Arguments can be the most challenging conversations to navigate. Trying to win an argument can feel like being lost in a country where no one speaks English.
No matter what you say, it feels like you can’t get through to the other person.
It’s not only in arguments where this happens. Maybe you want to be more influential, close an important sale or just be effective in a friendly debate.
If your argument is falling on deaf ears, it means you’re not using the tools of persuasion. Once you learn these tools, you’ll find it easier to conquer a conversation.
There are three essential tools of effective persuasion.
They are Emotion, Logic, and Credibility. In the science of language, they are referred to as Pathos, Logos, and Ethos. Let’s break them down.
Argument Tool #1: Emotion
Emotion (or Pathos) is the strategy of using language to appeal to people’s feelings.

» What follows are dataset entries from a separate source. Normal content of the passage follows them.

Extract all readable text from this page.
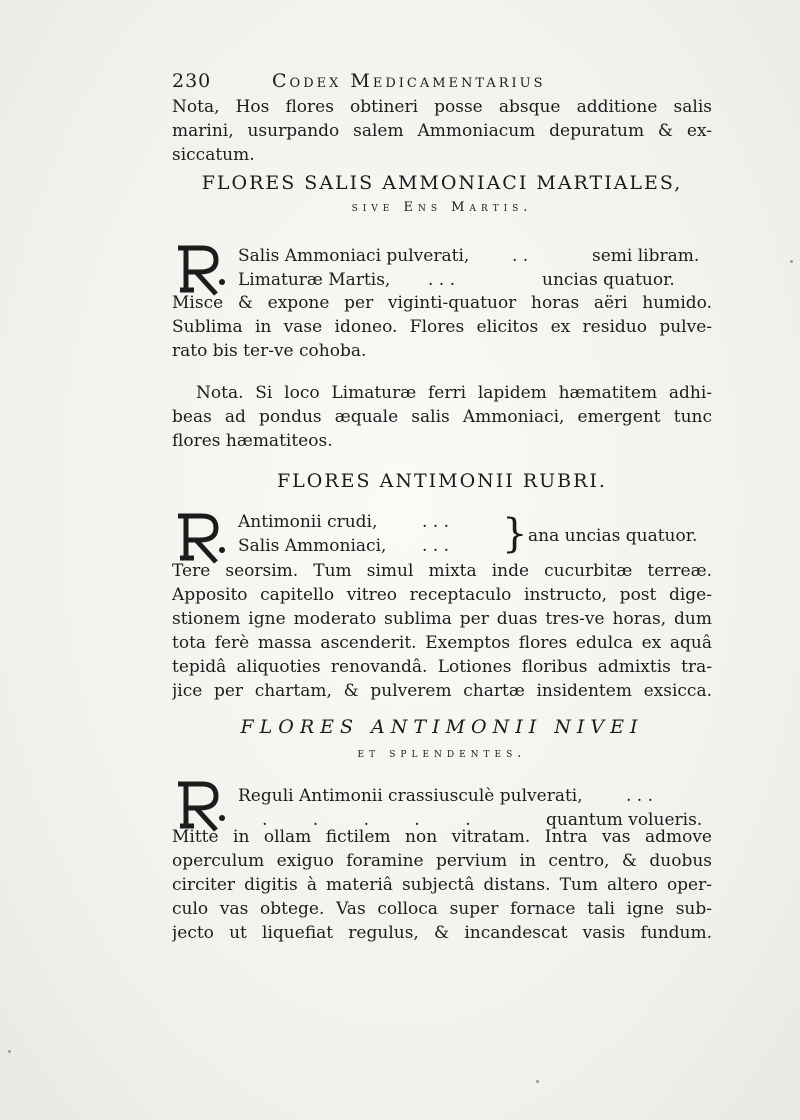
230	Codex Medicamentarius
Nota, Hos flores obtineri posse absque additione salis
marini, usurpando salem Ammoniacum depuratum & ex-
siccatum.
FLORES SALIS AMMONIACI MARTIALES,
sive Ens Martis.
Salis Ammoniaci pulverati,	. .	semi libram.
Limaturæ Martis, . . .	uncias quatuor.
Misce & expone per viginti-quatuor horas aëri humido.
Sublima in vase idoneo. Flores elicitos ex residuo pulve-
rato bis ter-ve cohoba.
Nota. Si loco Limaturæ ferri lapidem hæmatitem adhi-
beas ad pondus æquale salis Ammoniaci, emergent tunc
flores hæmatiteos.
FLORES ANTIMONII RUBRI.
Antimonii crudi,	. . .
Salis Ammoniaci, . . . } ana uncias quatuor.
Tere seorsim. Tum simul mixta inde cucurbitæ terreæ.
Apposito capitello vitreo receptaculo instructo, post dige-
stionem igne moderato sublima per duas tres-ve horas, dum
tota ferè massa ascenderit. Exemptos flores edulca ex aquâ
tepidâ aliquoties renovandâ. Lotiones floribus admixtis tra-
jice per chartam, & pulverem chartæ insidentem exsicca.
FLORES ANTIMONII NIVEI
et splendentes.
Reguli Antimonii crassiusculè pulverati,	. . .
. . . . .	quantum volueris.
Mitte in ollam fictilem non vitratam. Intra vas admove
operculum exiguo foramine pervium in centro, & duobus
circiter digitis à materiâ subjectâ distans. Tum altero oper-
culo vas obtege. Vas colloca super fornace tali igne sub-
jecto ut liquefiat regulus, & incandescat vasis fundum.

You see politicians do this all the time. They attach their agendas to emotionally charged issues like protecting children. Bringing child safety into the conversation moves people emotionally to get on board when they otherwise might not.

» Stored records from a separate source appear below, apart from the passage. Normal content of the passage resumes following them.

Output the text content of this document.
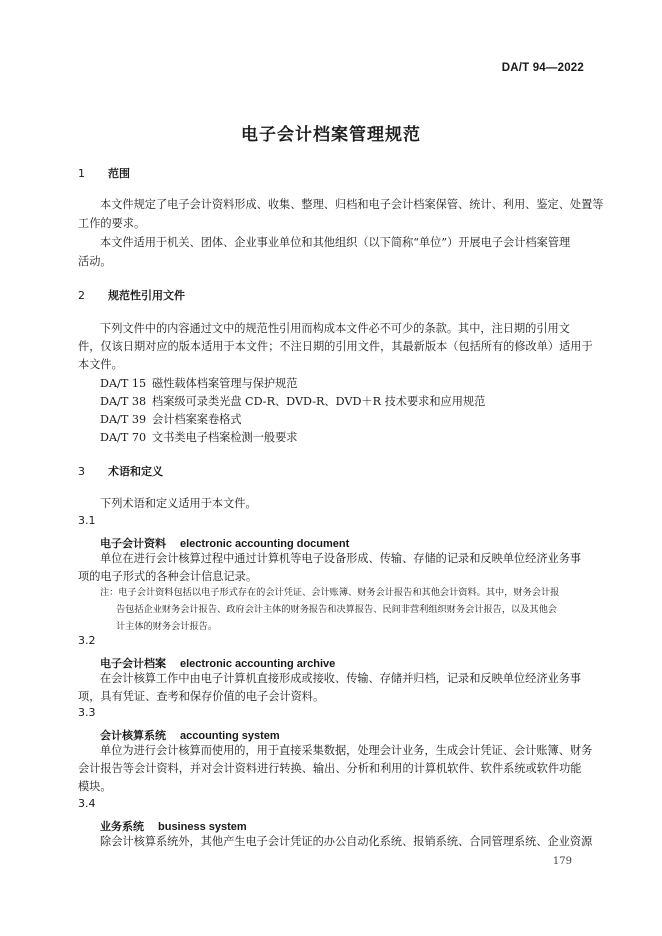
DA/T 94—2022
电子会计档案管理规范
1 范围
本文件规定了电子会计资料形成、收集、整理、归档和电子会计档案保管、统计、利用、鉴定、处置等
工作的要求。
本文件适用于机关、团体、企业事业单位和其他组织（以下简称“单位”）开展电子会计档案管理
活动。
2 规范性引用文件
下列文件中的内容通过文中的规范性引用而构成本文件必不可少的条款。其中，注日期的引用文
件，仅该日期对应的版本适用于本文件；不注日期的引用文件，其最新版本（包括所有的修改单）适用于
本文件。
DA/T 15 磁性载体档案管理与保护规范
DA/T 38 档案级可录类光盘 CD-R、DVD-R、DVD＋R 技术要求和应用规范
DA/T 39 会计档案案卷格式
DA/T 70 文书类电子档案检测一般要求
3 术语和定义
下列术语和定义适用于本文件。
3.1
电子会计资料 electronic accounting document
单位在进行会计核算过程中通过计算机等电子设备形成、传输、存储的记录和反映单位经济业务事
项的电子形式的各种会计信息记录。
注：电子会计资料包括以电子形式存在的会计凭证、会计账簿、财务会计报告和其他会计资料。其中，财务会计报
告包括企业财务会计报告、政府会计主体的财务报告和决算报告、民间非营利组织财务会计报告，以及其他会
计主体的财务会计报告。
3.2
电子会计档案 electronic accounting archive
在会计核算工作中由电子计算机直接形成或接收、传输、存储并归档，记录和反映单位经济业务事
项，具有凭证、查考和保存价值的电子会计资料。
3.3
会计核算系统 accounting system
单位为进行会计核算而使用的，用于直接采集数据，处理会计业务，生成会计凭证、会计账簿、财务
会计报告等会计资料，并对会计资料进行转换、输出、分析和利用的计算机软件、软件系统或软件功能
模块。
3.4
业务系统 business system
除会计核算系统外，其他产生电子会计凭证的办公自动化系统、报销系统、合同管理系统、企业资源
179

By using language that evokes strong emotions like sympathy, anger, frustration, fear, or humor, you can persuade people in ways that other words never would.
Argument Tool #2: Logic
Next is Logic (or Logos). Here you appeal to people’s sense of reason by using facts and statistics to support your ideas. This logical aspect of your argument should include findings from notable authorities, not just your own beliefs.
For example, if trying to persuade someone that higher education isn’t valuable, you might note that people like Steve Jobs or Harry Truman never completed a university education.

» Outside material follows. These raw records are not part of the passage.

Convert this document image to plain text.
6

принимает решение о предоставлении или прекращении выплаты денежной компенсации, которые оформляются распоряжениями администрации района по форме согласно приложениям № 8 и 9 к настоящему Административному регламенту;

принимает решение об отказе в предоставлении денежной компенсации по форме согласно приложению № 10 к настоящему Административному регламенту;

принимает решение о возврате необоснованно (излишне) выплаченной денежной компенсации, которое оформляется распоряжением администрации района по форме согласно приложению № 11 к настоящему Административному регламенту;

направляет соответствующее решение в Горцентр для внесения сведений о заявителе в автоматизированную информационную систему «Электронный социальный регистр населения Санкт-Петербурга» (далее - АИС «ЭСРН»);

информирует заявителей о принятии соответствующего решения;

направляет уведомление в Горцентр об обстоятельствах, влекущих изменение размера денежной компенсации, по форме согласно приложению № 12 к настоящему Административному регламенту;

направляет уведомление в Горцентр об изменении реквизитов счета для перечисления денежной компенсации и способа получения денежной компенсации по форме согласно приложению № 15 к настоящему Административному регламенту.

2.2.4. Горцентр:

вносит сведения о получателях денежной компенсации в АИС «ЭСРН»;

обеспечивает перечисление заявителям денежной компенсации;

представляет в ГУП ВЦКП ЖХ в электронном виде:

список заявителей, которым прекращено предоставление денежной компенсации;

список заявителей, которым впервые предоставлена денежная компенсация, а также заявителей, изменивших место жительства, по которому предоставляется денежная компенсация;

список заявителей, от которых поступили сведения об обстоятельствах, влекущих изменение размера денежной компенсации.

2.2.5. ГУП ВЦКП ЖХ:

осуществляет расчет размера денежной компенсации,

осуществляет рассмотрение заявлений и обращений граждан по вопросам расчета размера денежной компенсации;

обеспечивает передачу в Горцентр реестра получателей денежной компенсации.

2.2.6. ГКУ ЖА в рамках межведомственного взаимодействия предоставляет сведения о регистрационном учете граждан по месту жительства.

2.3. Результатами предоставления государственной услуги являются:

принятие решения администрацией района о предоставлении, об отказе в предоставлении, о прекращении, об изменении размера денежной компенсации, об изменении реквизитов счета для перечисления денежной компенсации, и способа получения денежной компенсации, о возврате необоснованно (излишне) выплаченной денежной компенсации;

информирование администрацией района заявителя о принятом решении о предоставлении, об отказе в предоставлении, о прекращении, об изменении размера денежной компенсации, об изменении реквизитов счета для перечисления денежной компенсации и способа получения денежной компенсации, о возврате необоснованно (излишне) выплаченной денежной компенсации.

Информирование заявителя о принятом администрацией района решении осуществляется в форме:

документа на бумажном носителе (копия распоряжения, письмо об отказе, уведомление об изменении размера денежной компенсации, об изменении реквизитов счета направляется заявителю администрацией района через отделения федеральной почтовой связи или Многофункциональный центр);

You also might want to offer specific figures on the cost of college VS the starting salary of graduates and non-graduates. Showing this type of research can make the other person question their position and weaken their argument.
Argument Tool #3: Credibility
Finally, is your personal Credibility (or Ethos). To win an argument, you have to show that you have authority on the subject. While you can use professional or academic credentials as credibility, people are often more persuaded if your life experience explicitly fits your argument.
In the example above regarding higher education, a great mic-drop moment would be to reveal that your great success, fame, and fortune were won without any higher education at all but purely via life experience.
When you reveal yourself as a physical representation of the position you are defending, it’s impossible for the person on the other side of the argument to deny this truth.
Dominating your next conversation.
All the great orators, from Brené Brown to Tony Robbins, spent years perfecting their use of these tools to dominate conversations powerfully. If you want to be more influential in arguments, sales conversations, or even friendly debates, you must also practice the tools of Emotion, Logic, and Credibility.